Ateşin Soğuması İçin Adalet Şart

Kartalkaya faciası, Türkiye’de ihmaller zincirinin kaçınılmaz sonucuydu. Bu acıyı unutmamak ve bir daha yaşamamak için, sorumluların en ağır şekilde cezalandırılması ve yangın güvenliği konusunda ciddi adımlar atılması gerekiyor. İhmaller birer birer ortaya çıkarken, ateşin soğuması için adaletin sağlanması kaçınılmaz.
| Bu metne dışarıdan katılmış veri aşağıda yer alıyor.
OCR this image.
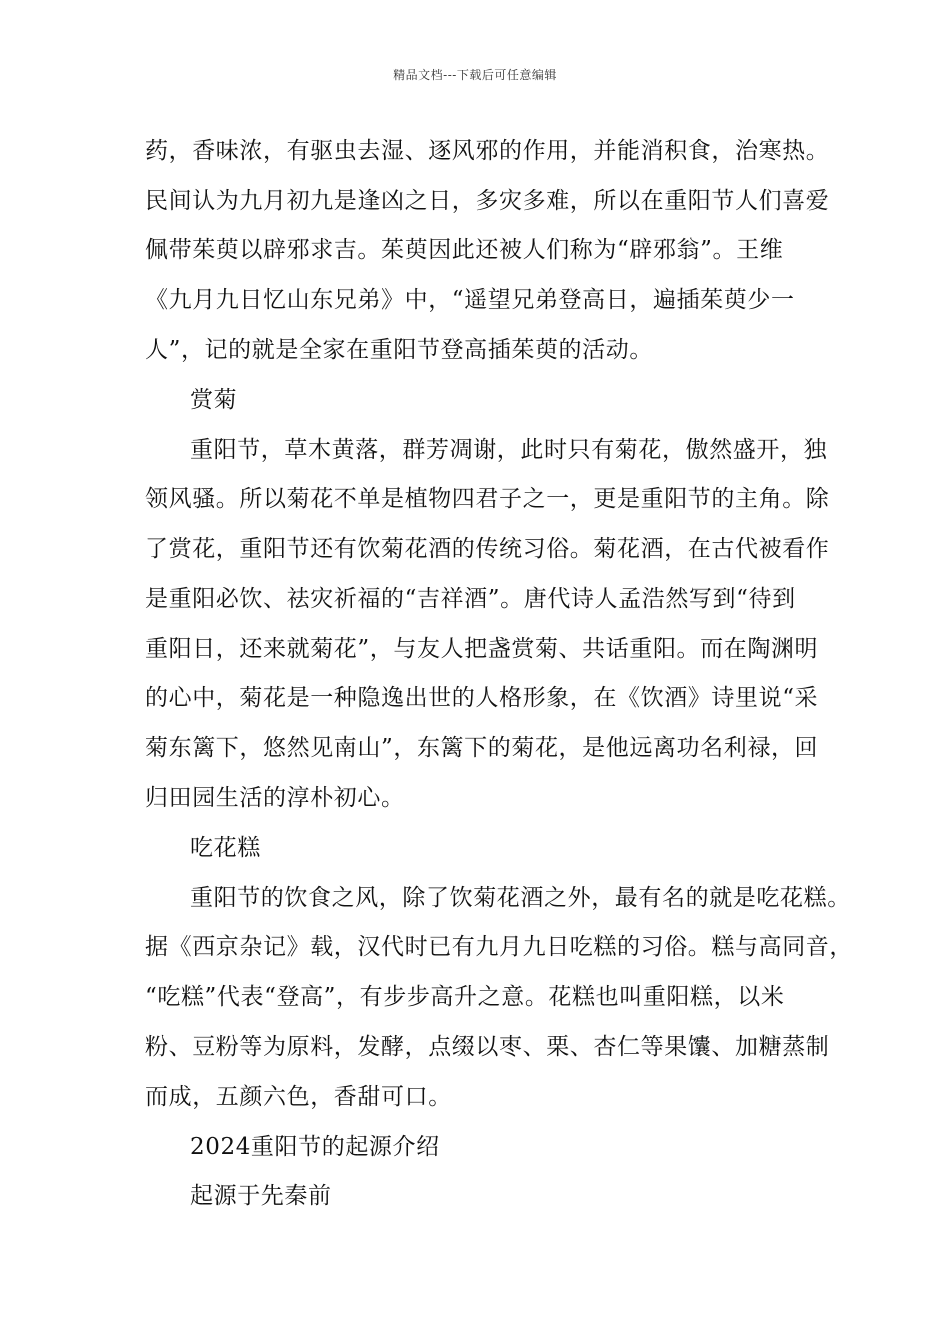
精品文档---下载后可任意编辑
药，香味浓，有驱虫去湿、逐风邪的作用，并能消积食，治寒热。
民间认为九月初九是逢凶之日，多灾多难，所以在重阳节人们喜爱
佩带茱萸以辟邪求吉。茱萸因此还被人们称为“辟邪翁”。王维
《九月九日忆山东兄弟》中，“遥望兄弟登高日，遍插茱萸少一
人”，记的就是全家在重阳节登高插茱萸的活动。
赏菊
重阳节，草木黄落，群芳凋谢，此时只有菊花，傲然盛开，独
领风骚。所以菊花不单是植物四君子之一，更是重阳节的主角。除
了赏花，重阳节还有饮菊花酒的传统习俗。菊花酒，在古代被看作
是重阳必饮、祛灾祈福的“吉祥酒”。唐代诗人孟浩然写到“待到
重阳日，还来就菊花”，与友人把盏赏菊、共话重阳。而在陶渊明
的心中，菊花是一种隐逸出世的人格形象，在《饮酒》诗里说“采
菊东篱下，悠然见南山”，东篱下的菊花，是他远离功名利禄，回
归田园生活的淳朴初心。
吃花糕
重阳节的饮食之风，除了饮菊花酒之外，最有名的就是吃花糕。
据《西京杂记》载，汉代时已有九月九日吃糕的习俗。糕与高同音，
“吃糕”代表“登高”，有步步高升之意。花糕也叫重阳糕，以米
粉、豆粉等为原料，发酵，点缀以枣、栗、杏仁等果馕、加糖蒸制
而成，五颜六色，香甜可口。
2024重阳节的起源介绍
起源于先秦前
Siyasallaştırmanın Zararları

Ne yazık ki, bu trajik olayın ardından televizyon ekranlarında tartışmalar, çözüme yönelik olmaktan uzak bir hal aldı. Olayın cılkı çıkmış, tamamen siyasallaştırılmış durumda. Herkes kendi siyasi duruşunu ön planda tutarak, bu facianın yaralarını sarma amacından sapmış görünüyor. Ancak, bu tür bir meselede adaletin sağlanması, sadece sorumluların tespit edilmesi ve cezalandırılmasıyla mümkündür. Parti, görüş ya da ideoloji fark etmeksizin, insanlık vicdanı etrafında birleşmek gerektiği bir dönemdeyiz. Bu mesele, bir ideolojik savaş değil, hayatların kaybolduğu bir trajedidir.

Tedbirler Sadece Felaketlerde Hatırlanmamalı

Bu tür olaylar, büyük bir acıya yol açsa da, bazen sadece felaketten sonra hatırlanır. Oysa alınacak önlemler yalnızca felaketler sonrasında değil, her zaman ve her koşulda gündemde tutulmalıdır. Çünkü güvenlik tedbirleri, sadece bir yangın anında değil, her an varlıklarını sürdüren ve halkın huzurunu sağlayan kurallardır. Bu tedbirler sürekli olarak gözden geçirilmelidir.

Unutulmamalı

Bu yazıyı, hayalleri, umutları ve hayatları yiten 78 insanın anısına yazıyorum. Bizlere düşen, onların sesini duyurmak ve bir daha böyle bir felaketin yaşanmasını önlemek için mücadele etmektir. “Damlaya damlaya göl olur” misali, alınacak her önlem, geleceğimizi kurtarmak adına atılmış bir adım olacaktır. Bu acı olaydan sonra akıllarda tek bir soru… Şimdi, kim hesap verecek?